The provision of prevention, treatment and care for HIV and infections in prisons

25 August 2016

The challenges of providing health services are greatly complicated by the intersecting vulnerabilities of prisoners, who have overlapping health and social needs.  

“The [infection] prevalence [in prisons] is so high that this is an excellent venue for diagnosis, treatment and linkage to care. But it's not as simple as that because this population is impacted, not only by HIV, viral hepatitis and tuberculosis but also poverty, addiction, mental illness and the list goes on and on. These are disadvantaged populations,” said Professor Josiah Rich of Brown University who has a long history of working to improve health services in prison systems. 

“In my own state of Rhode Island, we’ve identified that a third of the burden of HIV in the entire state is in the department of corrections.”

Prisoners not only have a high prevalence of blood-borne viruses and TB, said Prof. Adeeba Kamarulzaman of the University of Malaya in Kuala Lumpur, Malaysia, but are also at higher risk of acquiring these infections while imprisoned.

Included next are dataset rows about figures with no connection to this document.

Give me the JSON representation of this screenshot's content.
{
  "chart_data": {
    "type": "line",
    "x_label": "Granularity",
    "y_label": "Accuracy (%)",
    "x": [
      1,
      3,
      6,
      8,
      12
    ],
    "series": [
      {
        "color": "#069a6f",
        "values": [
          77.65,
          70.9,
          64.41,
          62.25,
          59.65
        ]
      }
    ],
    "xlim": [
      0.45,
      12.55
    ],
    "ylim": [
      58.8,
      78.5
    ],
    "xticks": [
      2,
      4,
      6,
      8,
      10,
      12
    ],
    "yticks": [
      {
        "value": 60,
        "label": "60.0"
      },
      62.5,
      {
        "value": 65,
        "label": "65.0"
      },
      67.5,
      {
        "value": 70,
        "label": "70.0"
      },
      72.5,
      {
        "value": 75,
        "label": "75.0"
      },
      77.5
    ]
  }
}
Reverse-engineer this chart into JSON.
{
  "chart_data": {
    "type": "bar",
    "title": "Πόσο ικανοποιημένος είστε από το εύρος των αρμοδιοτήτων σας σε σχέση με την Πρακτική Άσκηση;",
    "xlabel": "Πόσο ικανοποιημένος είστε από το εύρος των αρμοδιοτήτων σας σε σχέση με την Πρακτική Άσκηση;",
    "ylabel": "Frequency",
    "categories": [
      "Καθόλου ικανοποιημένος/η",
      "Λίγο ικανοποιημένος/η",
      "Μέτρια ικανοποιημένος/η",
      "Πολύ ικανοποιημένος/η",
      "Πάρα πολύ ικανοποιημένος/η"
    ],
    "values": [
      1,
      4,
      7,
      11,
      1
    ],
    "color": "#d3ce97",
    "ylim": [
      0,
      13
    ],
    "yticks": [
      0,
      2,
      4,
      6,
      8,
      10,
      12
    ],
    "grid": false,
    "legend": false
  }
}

Her study found that basic prevention interventions were lacking in most countries:

  • Condoms are only provided in 45 countries.
  • Needle-syringe programmes, which have classically been deemed as very controversial – even though the evidence shows they are effective – are only present within the prisons of eight countries.
  • Very few countries offer OST. In the few Central Asian and other countries where it is offered, it is usually on a ‘pilot’ basis, reaching less than 1% of the people who need it.
  • Antiretroviral therapy for treatment and prevention is currently only available to prisoners in 43 countries.

One major issue is that health systems in prisons are separate and independent from their respective national health systems.

“Those two [systems] often don’t talk to each other and therefore not only do prisoners lack these prevention programmes that are so badly needed but often even basic primary care is not available in many prisons,” said Prof. Kamarulzaman.